Beranda Opini Mengenang Liku Perjuangan Lahan Kubangsari (II)  

Mengenang Liku Perjuangan Lahan Kubangsari (II)  

Moch. Nasir SH. (doc.pribadi)

Oleh : Moch. Nasir SH,
Pegiat Literasi

Negosiasi antara PT Krakatau Steel (KS) dengan Pemkot Cilegon terkait lahan Kubangsari tidak semudah yang dibayangkan orang, banyak liku dan perdebatan panjang mengenai apa saja yang harus disepakati lantaran masing-masing punya argumen. Bahkan Komisi II DPR RI ikut urun rembuk dengan meninjau lokasi sengketa tanah Kubangsari pada 28 Desember 2010 silam.

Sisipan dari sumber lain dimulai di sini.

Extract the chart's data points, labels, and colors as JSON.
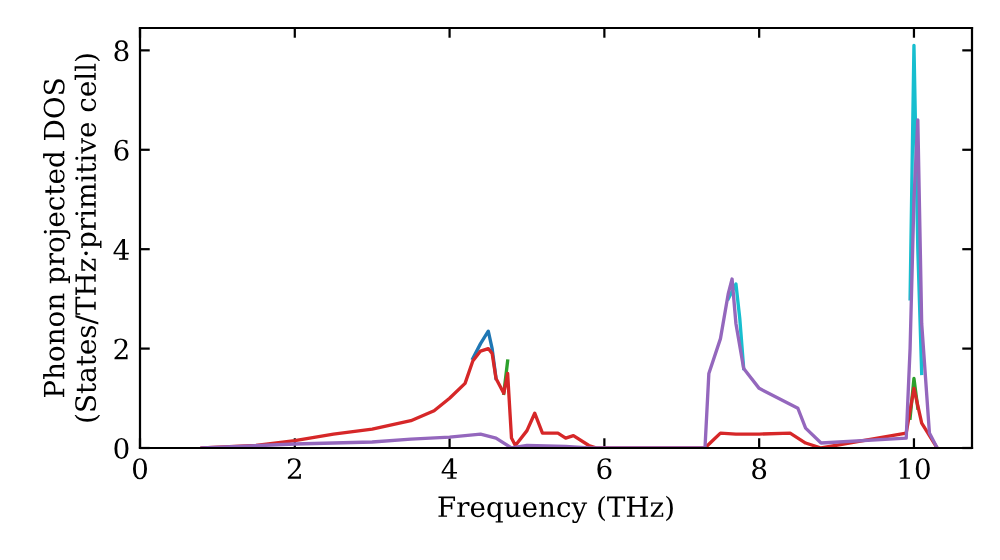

Namun patut kiranya berterimakasih kepada mantan Kepala Badan Koordinasi Penanaman Modal (BKPM) RI, Gita Wiryawan dan Menteri Perindustrian RI, MS Hidayat yang dengan gigih menjembatani dan memfasilitasi musyawarah antara Pemkot Cilegon dengan PT KS hingga akhirnya tercapai MoU antara kedua belah pihak.

MoU itu dituangkan dalam Nota Kesepahaman Antara PT KS (Persero) Tbk dengan Pemerintah Kota Cilegon Nomor 01/DU-KS/MoU/2011 dan Nomor 180/04-Huk/2011 Tentang Percepatan Pelaksanaan Pembangunan Proyek PT Krakatau Posco dan Pembangunan Pelabuhan Pemerintah Kota Cilegon yang ditandatangani Direktur Utama PT KS, Fazwar Bujang dan Walikota Cilegon Tb Iman Ariyadi serta disetujui oleh Menteri Perindustrian MS Hidayat dan Kepala BKPM RI Gita Wiryawan dengan ikut menandatangani Nota Kesepahaman itu.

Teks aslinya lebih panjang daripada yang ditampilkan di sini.